I think QSI is trying to indicate the Airwire system, but technically that statement cannot be true... 

The conclusion in bold is true, but only for wired use. 

Marketing stuff... what can I say... 

Greg


----------



## TonyWalsham (Jan 2, 2008)

All of which makes it more difficult for the consumer to work out what is true and what isn't. 

Maybe Stanley knows.


----------



## krs (Feb 29, 2008)

Posted By Greg Elmassian on 08 Mar 2011 11:57 PM 
The conclusion in bold is true, but only for wired use. 



But this is all about "*Wireless* DCC".
The last bolded statement is true in itself but is certainly totally out of context.
The first bolded statement: ....*universally compatible with other wireless products following the same standard.*
implies that there is a "DCC wireless" standard, fact is there just isn't.

As far as I can see, this is blatant false and misleading advertising.


Knut


----------



## George Schreyer (Jan 16, 2009)

Simple answer... none. The NMRA standards are completely silent regarding how a throttle, command station, booster or decoder is implemented. It only defines the INTERFACE which is the signal placed on the track.


----------



## TonyWalsham (Jan 2, 2008)

Don't worry too much about it Knut.


Greg has the perfect answerl.
*"Marketing stuff... what can I say..." *










George,
According to Stanley, the TX's send out the same codes as a command station:

*"The easy way to transmit the DCC signal directly to a locomotive is to consider the air as the track and simply transmit the half duplex DCC protocal over the air rather then over the track. 

I have scoped out the Easy DCC (and G Qire) signals and this is exactely what they are doing." 
*
So, perhaps they are DCC compliant after all and maybe that is what QSI are basing the claim on.


----------



## krs (Feb 29, 2008)

I'm not worried about it......well maybe I am a little bit because people are being misled that these are DCC systems when they are not. 

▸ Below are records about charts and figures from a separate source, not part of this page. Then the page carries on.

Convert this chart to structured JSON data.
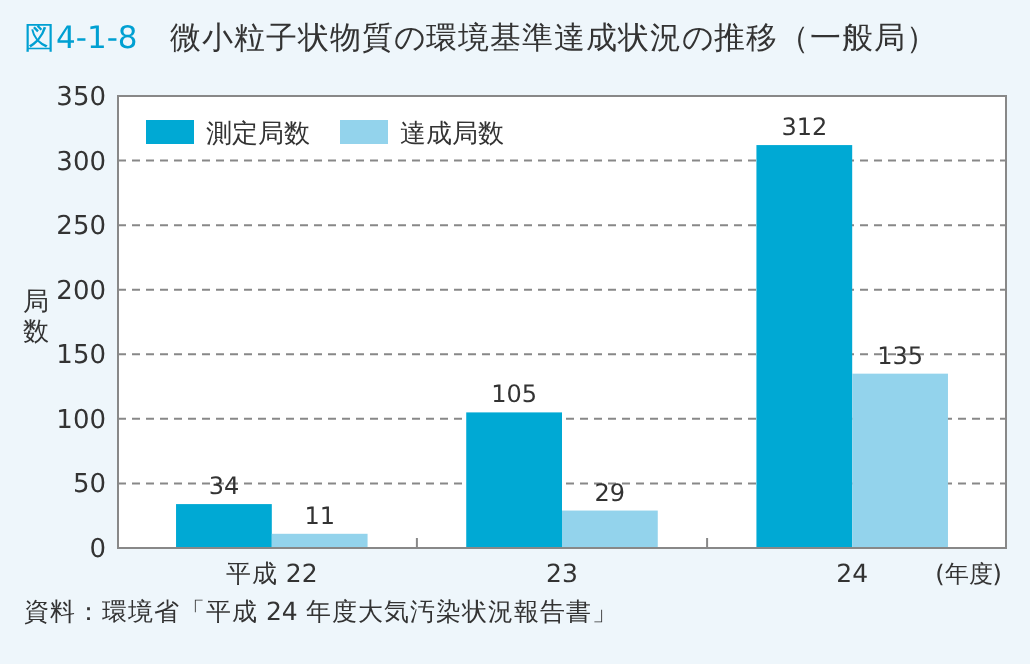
{
  "chart_data": {
    "type": "bar",
    "title": "図4-1-8　微小粒子状物質の環境基準達成状況の推移（一般局）",
    "ylabel": "局数",
    "xlabel": "(年度)",
    "annotations": [
      "資料：環境省「平成 24 年度大気汚染状況報告書」"
    ],
    "categories": [
      "平成 22",
      "23",
      "24"
    ],
    "series": [
      {
        "name": "測定局数",
        "color": "#00a9d4",
        "values": [
          34,
          105,
          312
        ]
      },
      {
        "name": "達成局数",
        "color": "#93d3ec",
        "values": [
          11,
          29,
          135
        ]
      }
    ],
    "ylim": [
      0,
      350
    ],
    "yticks": [
      0,
      50,
      100,
      150,
      200,
      250,
      300,
      350
    ],
    "grid": "y",
    "legend": "top left",
    "data_labels": true
  }
}
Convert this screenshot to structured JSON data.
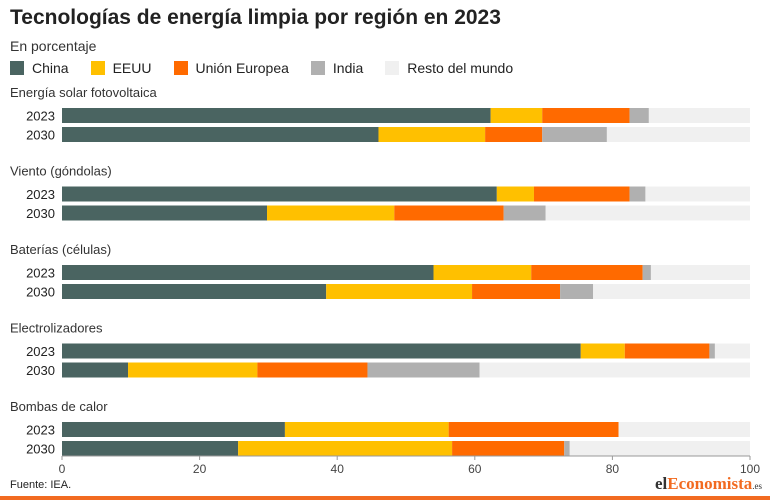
{
  "title": "Tecnologías de energía limpia por región en 2023",
  "subtitle": "En porcentaje",
  "legend": [
    {
      "label": "China",
      "color": "#4a6461"
    },
    {
      "label": "EEUU",
      "color": "#ffc000"
    },
    {
      "label": "Unión Europea",
      "color": "#ff6a00"
    },
    {
      "label": "India",
      "color": "#b0b0b0"
    },
    {
      "label": "Resto del mundo",
      "color": "#f0f0f0"
    }
  ],
  "source": "Fuente: IEA.",
  "brand": {
    "prefix": "el",
    "accent": "Economista",
    "suffix": ".es"
  },
  "chart_data": {
    "type": "bar",
    "orientation": "horizontal",
    "stacked": true,
    "xlim": [
      0,
      100
    ],
    "xticks": [
      "0",
      "20",
      "40",
      "60",
      "80",
      "100"
    ],
    "series": [
      "China",
      "EEUU",
      "Unión Europea",
      "India",
      "Resto del mundo"
    ],
    "groups": [
      {
        "name": "Energía solar fotovoltaica",
        "rows": [
          {
            "label": "2023",
            "values": [
              62.3,
              7.5,
              12.7,
              2.8,
              14.7
            ]
          },
          {
            "label": "2030",
            "values": [
              46.0,
              15.5,
              8.3,
              9.4,
              20.8
            ]
          }
        ]
      },
      {
        "name": "Viento (góndolas)",
        "rows": [
          {
            "label": "2023",
            "values": [
              63.2,
              5.4,
              13.9,
              2.3,
              15.2
            ]
          },
          {
            "label": "2030",
            "values": [
              29.8,
              18.5,
              15.9,
              6.1,
              29.7
            ]
          }
        ]
      },
      {
        "name": "Baterías (células)",
        "rows": [
          {
            "label": "2023",
            "values": [
              54.0,
              14.2,
              16.2,
              1.2,
              14.4
            ]
          },
          {
            "label": "2030",
            "values": [
              38.4,
              21.2,
              12.8,
              4.8,
              22.8
            ]
          }
        ]
      },
      {
        "name": "Electrolizadores",
        "rows": [
          {
            "label": "2023",
            "values": [
              75.4,
              6.4,
              12.3,
              0.8,
              5.1
            ]
          },
          {
            "label": "2030",
            "values": [
              9.6,
              18.8,
              16.0,
              16.3,
              39.3
            ]
          }
        ]
      },
      {
        "name": "Bombas de calor",
        "rows": [
          {
            "label": "2023",
            "values": [
              32.4,
              23.8,
              24.7,
              0.0,
              19.1
            ]
          },
          {
            "label": "2030",
            "values": [
              25.6,
              31.1,
              16.3,
              0.8,
              26.2
            ]
          }
        ]
      }
    ]
  }
}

And you cannot send the DCC signal directly to the locomotive, if I could do that I wouldn't even need batteries in the locomotive since I would also be providing 3 amps or 5 amps over the air to run the motor. 
Wouldn't that be great. 

What one can do is to transmit the DCC *protocol* over the air using a variety of modulation schemes. 
But until NMRA defines that modulation scheme and the transmission frequencies etc, to be used, there is no wireless DCC standard no matter what some companies claim. 

Knut


----------



## TonyWalsham (Jan 2, 2008)

Posted By krs on 09 Mar 2011 03:16 PM 
SNIP
What one can do is to transmit the DCC *protocol* over the air using a variety of modulation schemes. 
But until NMRA defines that modulation scheme and the transmission frequencies etc, to be used, there is no wireless DCC standard no matter what some companies claim. 

Knut 


So why not take some remedial action if you think the claim is misleading?


----------



## krs (Feb 29, 2008)

Posted By TonyWalsham on 09 Mar 2011 03:24 PM 
So why not take some remedial action if you think the claim is misleading?



I would if it affected me directly or had caused me financial harm.

"Misleading Advertising" is taken very seriously in Canada;

http://www.competitionbureau.gc.ca/eic/site/cb-bc.nsf/eng/01132.html

But these are US companies, so Canadian courts have no jurisdiction there anywayand if anyone should take action it should be the NMRA.
But the NMRA wouldn't be interested in doing that so this is just going to ride...........


----------



## TonyWalsham (Jan 2, 2008)

Posted By krs on 09 Mar 2011 03:53 PM 
Posted By TonyWalsham on 09 Mar 2011 03:24 PM 
So why not take some remedial action if you think the claim is misleading?



I would if it affected me directly or had caused me financial harm.

"Misleading Advertising" is taken very seriously in Canada;

http://www.competitionbureau.gc.ca/eic/site/cb-bc.nsf/eng/01132.html

But these are US companies, so Canadian courts have no jurisdiction there anywayand if anyone should take action it should be the NMRA.
But the NMRA wouldn't be interested in doing that so this is just going to ride........... 



So why would the NMRA not be interested? After all it is they that give their imprimatur to what can be labelled as DCC compliant and what cannot.


----------